Based on the molecular hybridization strategy, novel thienopyridine indole derivatives were designed and synthesized as tubulin polymerization inhibitors, and the in vitro antiproliferative potency on MGC-803, KYSE450 and HCT-116 cells was evaluated. Among them, compound 20b showed a broad-spectrum antiproliferative activity against 11 cancer cell lines, with IC₅₀ values below 4 nmol/L. Notably, it demonstrated exceptional efficacy against MGC-803 (IC₅₀ = 1.61 nmol/L) and HGC-27 (IC₅₀ = 1.82 nmol/L) cells.

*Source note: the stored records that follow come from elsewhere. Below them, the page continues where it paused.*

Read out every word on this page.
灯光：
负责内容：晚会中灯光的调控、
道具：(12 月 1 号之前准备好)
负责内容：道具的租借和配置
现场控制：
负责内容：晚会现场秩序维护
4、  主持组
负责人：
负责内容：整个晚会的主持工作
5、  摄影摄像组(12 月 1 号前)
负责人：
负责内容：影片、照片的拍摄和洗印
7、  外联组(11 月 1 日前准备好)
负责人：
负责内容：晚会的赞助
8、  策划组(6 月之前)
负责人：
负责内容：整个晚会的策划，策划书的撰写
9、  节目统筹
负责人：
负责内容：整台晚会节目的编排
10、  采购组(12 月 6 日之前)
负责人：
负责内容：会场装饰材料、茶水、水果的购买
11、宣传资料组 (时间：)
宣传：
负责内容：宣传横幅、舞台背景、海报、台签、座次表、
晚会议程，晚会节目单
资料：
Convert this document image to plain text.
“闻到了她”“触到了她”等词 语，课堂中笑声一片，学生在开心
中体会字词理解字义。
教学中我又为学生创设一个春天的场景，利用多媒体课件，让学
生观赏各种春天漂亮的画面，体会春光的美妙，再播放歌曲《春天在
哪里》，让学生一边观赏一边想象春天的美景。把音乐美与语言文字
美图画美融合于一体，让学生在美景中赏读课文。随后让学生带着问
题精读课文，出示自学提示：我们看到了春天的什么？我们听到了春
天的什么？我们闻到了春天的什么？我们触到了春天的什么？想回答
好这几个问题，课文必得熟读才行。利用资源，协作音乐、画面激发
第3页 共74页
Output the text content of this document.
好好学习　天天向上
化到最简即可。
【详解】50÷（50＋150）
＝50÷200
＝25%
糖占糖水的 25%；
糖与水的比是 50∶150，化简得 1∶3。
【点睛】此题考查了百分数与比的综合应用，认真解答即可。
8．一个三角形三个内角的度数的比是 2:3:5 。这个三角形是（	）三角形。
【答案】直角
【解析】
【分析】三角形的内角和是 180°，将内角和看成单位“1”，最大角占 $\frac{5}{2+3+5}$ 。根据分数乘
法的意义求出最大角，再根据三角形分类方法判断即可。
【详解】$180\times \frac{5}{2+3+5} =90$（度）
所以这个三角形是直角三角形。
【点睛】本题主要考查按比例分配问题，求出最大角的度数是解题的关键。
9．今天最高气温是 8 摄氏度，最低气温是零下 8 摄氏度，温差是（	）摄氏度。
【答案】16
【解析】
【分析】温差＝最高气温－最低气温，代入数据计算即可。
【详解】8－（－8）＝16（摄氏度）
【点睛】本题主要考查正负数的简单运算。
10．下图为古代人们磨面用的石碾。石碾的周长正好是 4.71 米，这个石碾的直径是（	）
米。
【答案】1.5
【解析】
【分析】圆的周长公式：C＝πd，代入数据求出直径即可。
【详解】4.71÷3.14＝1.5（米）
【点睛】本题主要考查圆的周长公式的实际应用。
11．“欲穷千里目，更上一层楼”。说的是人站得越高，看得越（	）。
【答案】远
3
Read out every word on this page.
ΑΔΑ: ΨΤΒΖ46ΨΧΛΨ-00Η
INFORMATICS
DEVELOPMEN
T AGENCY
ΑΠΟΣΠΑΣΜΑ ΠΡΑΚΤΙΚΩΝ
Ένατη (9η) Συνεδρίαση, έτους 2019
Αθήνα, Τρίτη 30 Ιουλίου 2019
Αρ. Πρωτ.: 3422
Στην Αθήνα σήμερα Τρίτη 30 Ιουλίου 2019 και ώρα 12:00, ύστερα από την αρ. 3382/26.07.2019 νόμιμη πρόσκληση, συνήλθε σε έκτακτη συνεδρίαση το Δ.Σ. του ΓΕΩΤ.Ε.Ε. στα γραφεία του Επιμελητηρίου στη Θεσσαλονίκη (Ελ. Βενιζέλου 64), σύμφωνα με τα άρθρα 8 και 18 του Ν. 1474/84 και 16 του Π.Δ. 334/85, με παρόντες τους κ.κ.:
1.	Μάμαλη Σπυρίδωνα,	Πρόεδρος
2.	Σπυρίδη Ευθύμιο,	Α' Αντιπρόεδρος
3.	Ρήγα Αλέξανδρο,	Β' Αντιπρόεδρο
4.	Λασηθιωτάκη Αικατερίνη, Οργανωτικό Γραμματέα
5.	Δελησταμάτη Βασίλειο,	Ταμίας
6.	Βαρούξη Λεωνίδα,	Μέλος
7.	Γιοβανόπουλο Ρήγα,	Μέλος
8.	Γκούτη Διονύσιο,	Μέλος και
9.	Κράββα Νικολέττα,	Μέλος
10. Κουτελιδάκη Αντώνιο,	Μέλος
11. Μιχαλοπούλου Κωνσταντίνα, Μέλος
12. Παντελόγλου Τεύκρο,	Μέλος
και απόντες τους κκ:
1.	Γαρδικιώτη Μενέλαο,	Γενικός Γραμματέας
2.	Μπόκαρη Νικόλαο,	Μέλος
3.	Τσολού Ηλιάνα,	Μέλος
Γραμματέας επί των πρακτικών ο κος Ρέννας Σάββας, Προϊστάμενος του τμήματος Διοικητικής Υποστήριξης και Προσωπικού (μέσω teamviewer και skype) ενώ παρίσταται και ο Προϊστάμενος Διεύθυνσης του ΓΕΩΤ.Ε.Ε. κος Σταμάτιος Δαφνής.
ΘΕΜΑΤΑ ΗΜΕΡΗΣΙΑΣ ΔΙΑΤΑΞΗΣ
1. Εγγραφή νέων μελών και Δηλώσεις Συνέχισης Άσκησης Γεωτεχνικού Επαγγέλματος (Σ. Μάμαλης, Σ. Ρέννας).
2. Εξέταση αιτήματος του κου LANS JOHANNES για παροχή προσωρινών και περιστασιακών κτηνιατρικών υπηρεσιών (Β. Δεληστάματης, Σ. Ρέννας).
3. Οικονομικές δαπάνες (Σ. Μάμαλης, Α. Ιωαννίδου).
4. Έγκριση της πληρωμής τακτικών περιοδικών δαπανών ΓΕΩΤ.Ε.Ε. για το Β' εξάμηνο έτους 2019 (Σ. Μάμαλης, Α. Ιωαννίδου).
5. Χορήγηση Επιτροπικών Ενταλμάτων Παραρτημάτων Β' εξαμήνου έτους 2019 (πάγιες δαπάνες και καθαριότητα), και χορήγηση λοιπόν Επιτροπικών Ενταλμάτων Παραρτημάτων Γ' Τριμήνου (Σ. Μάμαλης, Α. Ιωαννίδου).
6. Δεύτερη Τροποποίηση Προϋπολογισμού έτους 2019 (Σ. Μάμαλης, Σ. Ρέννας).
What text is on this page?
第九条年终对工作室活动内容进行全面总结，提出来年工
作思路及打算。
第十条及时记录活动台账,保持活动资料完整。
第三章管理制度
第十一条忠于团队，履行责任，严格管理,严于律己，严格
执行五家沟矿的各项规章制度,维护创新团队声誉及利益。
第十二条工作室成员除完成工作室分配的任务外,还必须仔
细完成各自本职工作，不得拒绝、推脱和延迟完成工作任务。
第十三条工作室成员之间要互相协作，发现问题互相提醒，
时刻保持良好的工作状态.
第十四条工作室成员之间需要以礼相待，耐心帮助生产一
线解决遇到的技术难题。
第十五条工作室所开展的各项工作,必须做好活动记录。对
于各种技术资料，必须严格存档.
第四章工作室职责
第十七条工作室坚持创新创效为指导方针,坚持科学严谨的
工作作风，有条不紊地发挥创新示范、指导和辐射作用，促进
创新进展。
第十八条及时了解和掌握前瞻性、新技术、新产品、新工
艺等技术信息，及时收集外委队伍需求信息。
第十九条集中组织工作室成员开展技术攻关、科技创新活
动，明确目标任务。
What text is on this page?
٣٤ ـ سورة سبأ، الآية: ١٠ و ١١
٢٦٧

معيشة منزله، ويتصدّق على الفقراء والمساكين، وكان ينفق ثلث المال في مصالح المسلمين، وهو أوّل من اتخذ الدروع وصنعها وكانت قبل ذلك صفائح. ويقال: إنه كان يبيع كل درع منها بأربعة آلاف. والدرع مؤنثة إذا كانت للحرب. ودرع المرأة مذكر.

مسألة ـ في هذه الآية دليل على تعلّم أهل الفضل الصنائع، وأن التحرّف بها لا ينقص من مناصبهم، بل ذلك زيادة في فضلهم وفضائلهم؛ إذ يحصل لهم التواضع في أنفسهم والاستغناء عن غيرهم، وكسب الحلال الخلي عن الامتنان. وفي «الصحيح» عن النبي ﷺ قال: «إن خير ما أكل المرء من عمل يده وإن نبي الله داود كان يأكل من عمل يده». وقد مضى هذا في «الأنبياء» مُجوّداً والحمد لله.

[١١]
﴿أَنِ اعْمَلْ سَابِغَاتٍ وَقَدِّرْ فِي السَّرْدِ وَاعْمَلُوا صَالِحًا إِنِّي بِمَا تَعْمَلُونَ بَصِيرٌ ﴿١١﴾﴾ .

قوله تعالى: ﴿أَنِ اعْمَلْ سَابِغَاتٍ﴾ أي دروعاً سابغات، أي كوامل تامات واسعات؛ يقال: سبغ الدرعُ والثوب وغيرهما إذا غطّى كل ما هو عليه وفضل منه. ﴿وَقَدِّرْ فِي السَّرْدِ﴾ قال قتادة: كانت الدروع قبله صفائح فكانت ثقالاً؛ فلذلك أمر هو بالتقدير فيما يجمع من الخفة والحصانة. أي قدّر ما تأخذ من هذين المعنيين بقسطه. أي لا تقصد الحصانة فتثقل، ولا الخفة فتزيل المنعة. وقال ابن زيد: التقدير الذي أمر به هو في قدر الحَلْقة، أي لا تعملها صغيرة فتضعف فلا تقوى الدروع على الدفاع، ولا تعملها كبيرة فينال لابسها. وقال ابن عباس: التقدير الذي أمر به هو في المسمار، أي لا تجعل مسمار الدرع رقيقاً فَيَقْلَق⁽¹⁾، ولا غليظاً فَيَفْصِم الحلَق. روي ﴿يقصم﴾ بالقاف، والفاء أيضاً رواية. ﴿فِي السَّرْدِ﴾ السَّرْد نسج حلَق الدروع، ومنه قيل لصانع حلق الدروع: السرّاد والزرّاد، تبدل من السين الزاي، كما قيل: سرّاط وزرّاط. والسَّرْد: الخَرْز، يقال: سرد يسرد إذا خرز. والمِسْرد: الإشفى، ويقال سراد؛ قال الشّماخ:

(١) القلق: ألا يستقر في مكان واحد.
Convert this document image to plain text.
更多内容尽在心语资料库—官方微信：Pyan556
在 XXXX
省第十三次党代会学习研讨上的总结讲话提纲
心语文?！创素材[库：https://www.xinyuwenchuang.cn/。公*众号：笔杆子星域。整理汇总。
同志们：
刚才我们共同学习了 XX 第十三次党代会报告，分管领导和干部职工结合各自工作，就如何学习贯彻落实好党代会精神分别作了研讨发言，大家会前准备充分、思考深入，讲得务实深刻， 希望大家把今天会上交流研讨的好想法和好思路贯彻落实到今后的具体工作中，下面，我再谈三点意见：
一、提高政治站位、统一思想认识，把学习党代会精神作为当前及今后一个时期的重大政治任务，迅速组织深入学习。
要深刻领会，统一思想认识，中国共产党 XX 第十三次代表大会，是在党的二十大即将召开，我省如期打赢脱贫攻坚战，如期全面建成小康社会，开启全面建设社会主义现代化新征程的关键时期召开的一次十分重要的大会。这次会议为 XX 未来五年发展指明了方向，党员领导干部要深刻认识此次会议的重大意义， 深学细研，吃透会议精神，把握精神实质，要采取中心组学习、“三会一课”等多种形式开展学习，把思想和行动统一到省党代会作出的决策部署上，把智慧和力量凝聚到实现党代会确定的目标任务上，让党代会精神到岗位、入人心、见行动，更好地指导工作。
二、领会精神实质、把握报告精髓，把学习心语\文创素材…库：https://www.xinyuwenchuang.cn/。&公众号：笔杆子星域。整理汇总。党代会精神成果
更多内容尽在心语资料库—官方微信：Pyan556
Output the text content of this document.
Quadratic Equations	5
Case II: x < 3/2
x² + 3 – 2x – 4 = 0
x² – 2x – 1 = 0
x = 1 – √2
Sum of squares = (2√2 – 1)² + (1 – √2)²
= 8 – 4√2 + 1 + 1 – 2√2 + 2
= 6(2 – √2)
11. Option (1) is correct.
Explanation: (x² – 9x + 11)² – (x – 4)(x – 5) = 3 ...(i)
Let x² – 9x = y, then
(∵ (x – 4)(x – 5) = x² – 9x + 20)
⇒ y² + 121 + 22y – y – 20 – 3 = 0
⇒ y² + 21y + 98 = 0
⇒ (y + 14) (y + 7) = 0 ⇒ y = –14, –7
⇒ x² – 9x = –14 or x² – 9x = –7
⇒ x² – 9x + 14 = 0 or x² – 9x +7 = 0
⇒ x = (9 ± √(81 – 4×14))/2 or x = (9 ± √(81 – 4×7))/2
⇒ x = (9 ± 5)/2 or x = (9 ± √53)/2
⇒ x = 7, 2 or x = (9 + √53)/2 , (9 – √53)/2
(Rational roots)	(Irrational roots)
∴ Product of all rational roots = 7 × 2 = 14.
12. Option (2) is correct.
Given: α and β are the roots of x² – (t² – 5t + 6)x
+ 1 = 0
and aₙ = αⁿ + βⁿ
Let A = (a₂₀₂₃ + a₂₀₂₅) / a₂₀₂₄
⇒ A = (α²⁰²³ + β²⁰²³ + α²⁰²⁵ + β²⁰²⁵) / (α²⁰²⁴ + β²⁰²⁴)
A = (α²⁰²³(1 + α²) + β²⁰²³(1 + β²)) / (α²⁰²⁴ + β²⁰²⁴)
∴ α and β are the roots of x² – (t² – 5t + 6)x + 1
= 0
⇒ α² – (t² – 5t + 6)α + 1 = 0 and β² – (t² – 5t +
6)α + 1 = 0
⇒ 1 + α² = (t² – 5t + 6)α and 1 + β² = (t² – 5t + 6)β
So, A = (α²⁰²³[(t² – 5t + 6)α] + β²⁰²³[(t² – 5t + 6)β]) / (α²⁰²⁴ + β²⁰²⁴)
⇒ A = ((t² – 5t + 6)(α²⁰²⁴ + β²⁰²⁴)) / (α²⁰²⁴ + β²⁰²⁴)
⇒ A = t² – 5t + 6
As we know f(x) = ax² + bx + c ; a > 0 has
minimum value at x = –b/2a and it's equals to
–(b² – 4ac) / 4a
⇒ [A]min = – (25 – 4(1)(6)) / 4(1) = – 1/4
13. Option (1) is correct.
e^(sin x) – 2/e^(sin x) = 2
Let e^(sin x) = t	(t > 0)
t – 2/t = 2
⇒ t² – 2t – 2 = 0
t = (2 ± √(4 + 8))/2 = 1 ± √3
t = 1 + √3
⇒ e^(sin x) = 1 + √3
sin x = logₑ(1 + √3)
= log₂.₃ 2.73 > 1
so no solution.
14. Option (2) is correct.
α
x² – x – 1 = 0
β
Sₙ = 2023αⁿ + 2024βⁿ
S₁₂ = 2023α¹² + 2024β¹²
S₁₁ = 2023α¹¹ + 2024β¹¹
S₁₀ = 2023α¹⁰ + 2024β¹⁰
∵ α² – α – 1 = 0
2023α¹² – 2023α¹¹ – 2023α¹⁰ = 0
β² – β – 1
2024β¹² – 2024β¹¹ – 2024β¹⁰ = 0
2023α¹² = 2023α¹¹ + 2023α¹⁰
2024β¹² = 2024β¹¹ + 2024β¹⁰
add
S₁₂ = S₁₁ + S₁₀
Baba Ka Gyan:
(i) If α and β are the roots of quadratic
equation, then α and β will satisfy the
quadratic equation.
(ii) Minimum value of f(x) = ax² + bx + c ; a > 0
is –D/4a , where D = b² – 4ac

Further mechanism explorations suggested that compound 20b could inhibit tubulin polymerization (IC₅₀ = 2.505 μmol/L) by acting on the colchicine binding site, thereby disrupting intracellular microtubule networks and interfering with cell mitosis. In addition, compound 20b effectively inhibited the colony formation and cell migration activities, and induced G2/M phase cycle arrest and apoptosis in MGC-803 and HGC-27 cells. Besides, compound 20b also displayed potent anti-angiogenesis effects on HUVECs. Importantly, compound 20b demonstrated oral efficacy in inhibiting tumor growth with a TGI of 45.8 % (5 mg/kg/qod) in the mouse xenograft model bearing MGC-803 cells, surpassing that of CA-4 (TGI of 27.1 % at 20 mg/kg/qod), as well as also exhibited a good safety profile. Therefore, these results suggested that the thienopyridine indole derivative 20b represents a novel tubulin inhibitor with potent anticancer efficacy that inhibits gastric cancers.